One true-or-false question asks if Facebook makes money by selling data to advertisers. The company says it doesn't sell user data directly. "Facebook does not sell data to advertisers," the quiz answer reads. "This includes personal information like your name or the content of your Facebook posts." But Facebook says nothing about how it profits from user data by allowing businesses to buy targeted ads, a service that makes it popular with companies looking to market their products. 

A Facebook spokeswoman who guided me around the space said the quiz is meant to be a conversation starter, not the final word. The privacy booth resembles other pop-ups Facebook has created in the past but is still new, the spokeswoman says, and they're open to incorporating more about other apps Facebook owns.

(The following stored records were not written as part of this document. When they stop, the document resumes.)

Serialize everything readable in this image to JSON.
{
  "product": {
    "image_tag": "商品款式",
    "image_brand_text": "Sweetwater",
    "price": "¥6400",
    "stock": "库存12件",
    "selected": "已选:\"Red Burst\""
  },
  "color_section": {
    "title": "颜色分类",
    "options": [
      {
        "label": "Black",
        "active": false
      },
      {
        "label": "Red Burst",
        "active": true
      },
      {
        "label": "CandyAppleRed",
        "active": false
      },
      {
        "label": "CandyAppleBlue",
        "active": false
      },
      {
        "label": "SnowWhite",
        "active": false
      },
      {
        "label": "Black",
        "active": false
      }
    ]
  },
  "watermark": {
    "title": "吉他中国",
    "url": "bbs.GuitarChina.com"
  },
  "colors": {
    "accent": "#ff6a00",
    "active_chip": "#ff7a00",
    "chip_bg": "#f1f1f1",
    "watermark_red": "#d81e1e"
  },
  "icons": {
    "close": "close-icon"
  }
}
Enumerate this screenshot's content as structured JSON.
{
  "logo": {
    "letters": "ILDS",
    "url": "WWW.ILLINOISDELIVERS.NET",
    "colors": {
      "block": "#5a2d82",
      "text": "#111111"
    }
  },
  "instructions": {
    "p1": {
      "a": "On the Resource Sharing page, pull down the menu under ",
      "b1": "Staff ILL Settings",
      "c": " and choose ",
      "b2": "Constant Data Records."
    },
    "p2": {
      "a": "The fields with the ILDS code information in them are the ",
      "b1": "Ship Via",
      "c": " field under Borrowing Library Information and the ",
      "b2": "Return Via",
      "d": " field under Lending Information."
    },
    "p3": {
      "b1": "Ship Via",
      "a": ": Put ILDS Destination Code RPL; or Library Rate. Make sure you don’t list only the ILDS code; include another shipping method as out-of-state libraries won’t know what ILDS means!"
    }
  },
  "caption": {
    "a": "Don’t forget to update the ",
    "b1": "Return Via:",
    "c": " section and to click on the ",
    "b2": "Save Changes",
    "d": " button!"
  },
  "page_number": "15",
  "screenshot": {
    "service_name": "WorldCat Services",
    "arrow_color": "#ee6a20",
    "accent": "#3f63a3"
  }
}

Another absence from the privacy booth: demos of a new privacy tool called off-Facebook activity that hasn't fully rolled out globally yet. The tool lets you disconnect your online browsing activity from your social media account. That's good for privacy, but might not be so good for Facebook's business, which relies on user data to allow advertisers to reach certain types of users.

Facebook's privacy controls aren't uniform across the apps and services it owns. For example, Instagram, which is popular with advertisers, has different privacy controls than Facebook. You can't edit the privacy of individual posts so only some of your friends see them like you can on Facebook. Instagram also doesn't have a privacy checkup feature.

Instagram also hasn't been immune from privacy and security concerns. In April, Facebook said that millions of Instagram passwords had been stored in plain text, which means the tech giant's employees could have read them if they wanted to.

But Facebook's privacy issues are far more numerous. They include Cambridge Analytica, a UK consultancy, harvesting the data of 87 million Facebook users without their permission, storing passwords in plain text and the use of phone numbers intended for two-factor authentication for advertising.

On Monday, the social network expanded its privacy checkup took to include information about who can see what you share, how people can find you and account security. However, the tool doesn't address issues around how advertisers and data brokers use the social network to target users, as CNET cybersecurity reporter Alfred Ng noted.